By the mid-18th century, violence had become an established part of the Pope Night tradition in Boston. When the North and South End processions met, they fought a street battle with each group trying to capture the other's pope. The fighters attacked each other with clubs and brickbats, often resulting in serious injuries and even death. The publisher Isaiah Thomas recalled in his memoir that "altho' persons were seldom killed, yet broken heads were not infrequent". As a boy, Thomas himself was nearly killed one Pope Night when he was hit in the head with a brickbat. Another resident complained to the Boston Evening Post in 1745:

The rudest and lowest Sailors out of Boston ... fall upon one another with Clubs and Cutlasses, in a Rage and Fury which only Hell could inspire. ...What Madness must seize the two Mobs, united Brethren, even as they would appear against Popery, to fall upon each other, break each other's Bones, or dash one another's Brains out!
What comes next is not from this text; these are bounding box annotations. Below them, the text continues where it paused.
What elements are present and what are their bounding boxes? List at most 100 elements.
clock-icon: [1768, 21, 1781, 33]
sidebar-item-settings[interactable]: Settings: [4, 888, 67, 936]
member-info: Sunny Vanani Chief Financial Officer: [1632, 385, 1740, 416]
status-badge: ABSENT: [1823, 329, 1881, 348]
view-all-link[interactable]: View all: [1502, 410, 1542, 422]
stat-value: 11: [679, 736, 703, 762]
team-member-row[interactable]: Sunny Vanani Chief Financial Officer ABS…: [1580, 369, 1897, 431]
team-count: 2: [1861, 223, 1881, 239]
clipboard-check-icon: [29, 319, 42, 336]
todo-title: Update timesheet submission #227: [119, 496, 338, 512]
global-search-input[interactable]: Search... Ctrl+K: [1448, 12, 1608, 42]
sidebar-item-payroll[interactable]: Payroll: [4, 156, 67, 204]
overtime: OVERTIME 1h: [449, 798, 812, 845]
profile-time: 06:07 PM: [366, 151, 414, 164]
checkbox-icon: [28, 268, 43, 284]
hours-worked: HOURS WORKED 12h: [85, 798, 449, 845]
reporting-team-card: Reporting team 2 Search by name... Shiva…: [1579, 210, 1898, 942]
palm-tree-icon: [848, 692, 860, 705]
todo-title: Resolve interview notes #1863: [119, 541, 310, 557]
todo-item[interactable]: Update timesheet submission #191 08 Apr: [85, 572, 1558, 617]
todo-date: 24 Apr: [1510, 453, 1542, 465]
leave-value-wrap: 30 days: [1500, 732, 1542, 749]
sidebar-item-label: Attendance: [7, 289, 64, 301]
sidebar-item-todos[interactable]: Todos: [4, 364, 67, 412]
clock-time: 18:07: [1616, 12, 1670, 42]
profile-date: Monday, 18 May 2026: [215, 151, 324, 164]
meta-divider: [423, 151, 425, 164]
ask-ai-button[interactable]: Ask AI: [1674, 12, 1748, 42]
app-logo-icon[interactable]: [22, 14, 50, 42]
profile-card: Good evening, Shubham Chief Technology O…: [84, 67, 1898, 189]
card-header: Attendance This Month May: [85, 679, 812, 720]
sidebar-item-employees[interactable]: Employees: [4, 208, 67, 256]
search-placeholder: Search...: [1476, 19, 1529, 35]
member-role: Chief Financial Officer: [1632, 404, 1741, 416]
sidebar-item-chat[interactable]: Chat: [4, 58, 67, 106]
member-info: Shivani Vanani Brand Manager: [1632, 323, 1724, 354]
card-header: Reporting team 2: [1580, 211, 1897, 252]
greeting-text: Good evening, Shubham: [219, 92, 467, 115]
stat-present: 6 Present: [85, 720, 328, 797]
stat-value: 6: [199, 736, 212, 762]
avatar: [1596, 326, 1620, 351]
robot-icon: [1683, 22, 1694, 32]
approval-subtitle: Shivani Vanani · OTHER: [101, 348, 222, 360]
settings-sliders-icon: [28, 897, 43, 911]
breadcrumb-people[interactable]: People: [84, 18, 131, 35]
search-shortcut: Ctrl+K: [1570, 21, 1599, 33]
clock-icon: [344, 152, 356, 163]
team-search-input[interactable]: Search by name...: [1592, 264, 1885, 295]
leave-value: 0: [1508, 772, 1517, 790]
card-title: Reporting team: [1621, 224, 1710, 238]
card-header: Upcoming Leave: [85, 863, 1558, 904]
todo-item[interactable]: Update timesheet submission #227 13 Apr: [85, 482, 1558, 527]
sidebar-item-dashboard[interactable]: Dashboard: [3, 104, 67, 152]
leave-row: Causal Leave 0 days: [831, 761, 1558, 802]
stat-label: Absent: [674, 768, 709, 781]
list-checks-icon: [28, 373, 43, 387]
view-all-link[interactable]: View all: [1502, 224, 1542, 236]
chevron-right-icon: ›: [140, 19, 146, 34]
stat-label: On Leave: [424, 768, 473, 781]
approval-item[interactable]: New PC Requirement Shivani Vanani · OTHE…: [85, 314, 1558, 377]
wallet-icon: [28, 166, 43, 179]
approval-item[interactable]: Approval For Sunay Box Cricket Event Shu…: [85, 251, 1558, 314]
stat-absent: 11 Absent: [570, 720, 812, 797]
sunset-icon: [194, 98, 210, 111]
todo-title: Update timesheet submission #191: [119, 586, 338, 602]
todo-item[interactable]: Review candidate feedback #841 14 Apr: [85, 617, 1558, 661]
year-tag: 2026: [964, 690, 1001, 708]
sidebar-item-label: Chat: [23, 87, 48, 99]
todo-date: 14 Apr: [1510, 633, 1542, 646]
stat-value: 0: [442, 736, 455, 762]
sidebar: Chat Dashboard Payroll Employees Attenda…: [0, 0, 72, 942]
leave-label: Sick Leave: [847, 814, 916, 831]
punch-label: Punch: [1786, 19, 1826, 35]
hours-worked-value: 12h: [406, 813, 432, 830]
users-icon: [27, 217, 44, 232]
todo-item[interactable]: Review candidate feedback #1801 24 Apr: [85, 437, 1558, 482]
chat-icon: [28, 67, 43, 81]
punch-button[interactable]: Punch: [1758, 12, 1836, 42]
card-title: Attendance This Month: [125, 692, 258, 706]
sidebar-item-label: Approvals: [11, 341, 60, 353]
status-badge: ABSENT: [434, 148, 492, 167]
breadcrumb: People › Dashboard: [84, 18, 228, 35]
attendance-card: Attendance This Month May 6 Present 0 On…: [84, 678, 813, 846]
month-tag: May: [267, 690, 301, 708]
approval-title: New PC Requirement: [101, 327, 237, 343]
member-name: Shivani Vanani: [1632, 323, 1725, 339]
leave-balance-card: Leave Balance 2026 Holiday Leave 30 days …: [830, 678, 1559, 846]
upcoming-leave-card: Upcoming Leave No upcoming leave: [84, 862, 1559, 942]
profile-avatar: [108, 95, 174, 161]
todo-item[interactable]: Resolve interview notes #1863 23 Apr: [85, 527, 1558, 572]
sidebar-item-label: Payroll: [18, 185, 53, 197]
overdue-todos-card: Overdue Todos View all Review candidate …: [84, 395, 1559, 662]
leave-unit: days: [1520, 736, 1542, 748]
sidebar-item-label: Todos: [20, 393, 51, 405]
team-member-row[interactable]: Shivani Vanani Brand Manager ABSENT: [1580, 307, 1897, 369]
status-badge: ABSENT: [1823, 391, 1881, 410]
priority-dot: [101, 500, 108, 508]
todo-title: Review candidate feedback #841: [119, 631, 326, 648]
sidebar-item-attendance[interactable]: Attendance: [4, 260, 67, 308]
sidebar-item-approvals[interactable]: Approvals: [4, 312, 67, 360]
In 1752, a sailor named John Crabb was clubbed to death on Pope Night by Thomas Chubb also a sailor, and a slave named Abraham. Chubb was branded on the hand and sentenced to a year in prison for his part in the killing; it is not known what happened to Abraham.

=== Bonfire ===

The location of the bonfire varied from year to year. If the North End won the battle, the effigies were burned in a bonfire on Copp's Hill; if the South End won, the effigies were burned on Boston Common.

In addition to the Devil, the Pope, the Pretender, and Guy Fawkes, effigies of prominent contemporary figures were often burned on Pope Night. The actress Nancy Dawson was sometimes included as an effigy, other times as a man in costume. Others burnt in effigy included Admiral John Byng, John Mein (a Tory printer, hated by the patriots), Governor Thomas Hutchinson, various customs officials, two Prime Ministers of Great Britain (the Earl of Bute and Lord North), and the American traitor General Benedict Arnold. Revelers threw the bodies of the effigies into the fire, saving the heads for reuse the following year.